Alright, since renranyanyu has inspired me, I should also make such sentences where 这天 and 这一天 are apparently not interchangeable...
*这一天*够忙的！ -*Such a day*, busy enough!
*这天*够热的！ -*This weather*, hot enough!

To kong.zhong, please see my post#8. My point is that zhei4, nei4 are just accents of 这, 那, not contractions of 这一, 那一. If you write them down, 一 should not be written.


----------



## kong.zhong

I never heard 这天。but 那天 is Ok.


----------



## SuperXW

kong.zhong said:


> I never heard 这天。but 那天 is Ok.


Baidu it, you get "相关结果约100,000,000个". As a Chinese you declared you "never heard" of it. I don't know what to say.


----------



## xiaolijie

kong.zhong said:


> I never heard 这天。but 那天 is Ok.


When I searched Google, I found the song 这天 (You try, and tell us if the lyrics makes sense, kong.zhong!). There's also a song with the name 那天, which is one of my favorites


----------



## kong.zhong

Hi, Xiaolijie
I googled the song, and got the lyric. there are two sentences that are 请让我在你身边 一起纪念这一天 and 你笑了 我笑了 笑了 这一天。
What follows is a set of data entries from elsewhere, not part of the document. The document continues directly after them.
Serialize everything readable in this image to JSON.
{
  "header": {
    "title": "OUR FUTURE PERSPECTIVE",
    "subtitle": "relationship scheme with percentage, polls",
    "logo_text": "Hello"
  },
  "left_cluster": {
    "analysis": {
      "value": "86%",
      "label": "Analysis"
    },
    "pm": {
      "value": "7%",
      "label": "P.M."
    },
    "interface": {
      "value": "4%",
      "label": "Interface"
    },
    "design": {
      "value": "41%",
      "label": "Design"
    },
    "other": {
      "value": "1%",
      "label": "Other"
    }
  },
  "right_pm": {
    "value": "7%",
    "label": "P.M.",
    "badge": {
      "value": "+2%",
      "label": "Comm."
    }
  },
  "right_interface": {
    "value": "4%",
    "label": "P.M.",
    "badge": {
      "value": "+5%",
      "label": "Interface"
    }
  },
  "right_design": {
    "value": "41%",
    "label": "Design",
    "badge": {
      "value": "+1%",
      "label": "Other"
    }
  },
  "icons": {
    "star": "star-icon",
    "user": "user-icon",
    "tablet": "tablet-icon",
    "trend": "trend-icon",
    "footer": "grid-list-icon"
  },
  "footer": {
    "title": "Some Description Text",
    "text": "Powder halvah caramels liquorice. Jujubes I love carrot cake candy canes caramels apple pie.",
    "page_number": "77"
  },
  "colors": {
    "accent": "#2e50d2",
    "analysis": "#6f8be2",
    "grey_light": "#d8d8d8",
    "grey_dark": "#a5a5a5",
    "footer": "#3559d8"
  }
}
is it the one that you said?
but there is not 这天 in the lyric.
There is no problem with 这天 in grammar, but 这一天，那天，那一天 is used more often instead of 这天。


----------



## xiaolijie

Yes, that is the song 

For the use 这天, you can see loads of its examples here:
http://www.jukuu.com/show-这天-0.html


----------



## SuperXW

搜索时用英文引号括住"这天"，就不会连"这一天"一起搜。你还可以用减号来排除特定词组。

"魔镜歌词网"的不完全统计：
歌名包含"这天"：http://mojim.com/這天.html?t3
歌名包含"这一天"：http://mojim.com/這一天.html?t3


----------